Federation backs CPS tax hike, changes to teachers’ pension needed
By Sandra Guy Business Reporteremail@example.com August 22, 2011 1:38AM
Updated: August 22, 2011 1:42AM
The Civic Federation on Monday will support Chicago Public Schools’ $150 million tax increase because the school system has shown good faith in significantly cutting its budget, but it will call for dramatic changes in the teachers’ pension system to deal with expected future budget crises.
If teachers are to keep what Civic Federation officials and budget experts consider their unaffordable retirement benefits, the teachers’ contributions to their pension funds would have to skyrocket from 2 percent to as high as 60 percent, for example.
Secondly, retired teachers’ automatic 3-percent yearly increase in their pension payments would have to be changed to either the federal consumer price index percentage or 3 percent, whichever is less.
A third recommendation calls for teachers, who may now retire at age 55 with 34 years of service, to wait until age 67 to receive their full retirement benefits.
The non-partisan research group is also calling on the Chicago Public Schools to merge its teachers’ pension fund into the statewide teachers’ retirement system and move its non-teaching employees into the Illinois Municipal Retirement Fund.

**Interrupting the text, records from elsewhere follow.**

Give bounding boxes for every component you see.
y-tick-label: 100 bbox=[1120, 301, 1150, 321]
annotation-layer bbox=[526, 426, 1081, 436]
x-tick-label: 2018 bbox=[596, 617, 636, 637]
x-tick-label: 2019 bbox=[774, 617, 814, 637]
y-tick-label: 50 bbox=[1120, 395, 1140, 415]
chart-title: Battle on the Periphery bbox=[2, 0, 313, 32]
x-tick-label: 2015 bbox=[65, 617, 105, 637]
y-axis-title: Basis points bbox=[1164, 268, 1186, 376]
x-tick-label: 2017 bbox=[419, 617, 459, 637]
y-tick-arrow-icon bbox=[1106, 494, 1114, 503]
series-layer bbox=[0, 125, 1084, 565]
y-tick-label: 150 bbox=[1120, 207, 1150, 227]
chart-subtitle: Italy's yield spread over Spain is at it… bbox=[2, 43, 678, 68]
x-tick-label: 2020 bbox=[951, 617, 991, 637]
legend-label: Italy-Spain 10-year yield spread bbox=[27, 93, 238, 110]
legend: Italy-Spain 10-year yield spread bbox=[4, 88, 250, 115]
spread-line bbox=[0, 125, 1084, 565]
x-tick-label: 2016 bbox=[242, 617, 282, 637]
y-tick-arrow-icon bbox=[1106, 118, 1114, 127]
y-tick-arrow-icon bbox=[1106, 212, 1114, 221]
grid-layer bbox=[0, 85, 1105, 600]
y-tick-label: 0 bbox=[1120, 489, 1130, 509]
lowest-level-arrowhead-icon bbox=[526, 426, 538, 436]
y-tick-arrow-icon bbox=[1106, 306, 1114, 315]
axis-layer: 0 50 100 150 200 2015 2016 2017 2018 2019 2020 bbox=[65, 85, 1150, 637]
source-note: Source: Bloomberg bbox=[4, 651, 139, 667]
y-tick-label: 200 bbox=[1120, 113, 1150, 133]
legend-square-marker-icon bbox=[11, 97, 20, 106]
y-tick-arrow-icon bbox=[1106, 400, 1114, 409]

“The (Chicago Public Schools’) growing financial storm offers frightening evidence that CPS cannot afford its existing pension system,” said Civic Federation President Laurence Msall.
“District officials must articulate a plan to address this pending fiscal crisis immediately,” he said. “If nothing is done, the pain and controversy of the fiscal year 2012 budget will seem mild in comparison to the massive cuts in personnel and services that will be necessary to balance the budget in fiscal 2014.”
The Civic Federation’s recommendations mirror those of a proposal awaiting action in the state Legislature.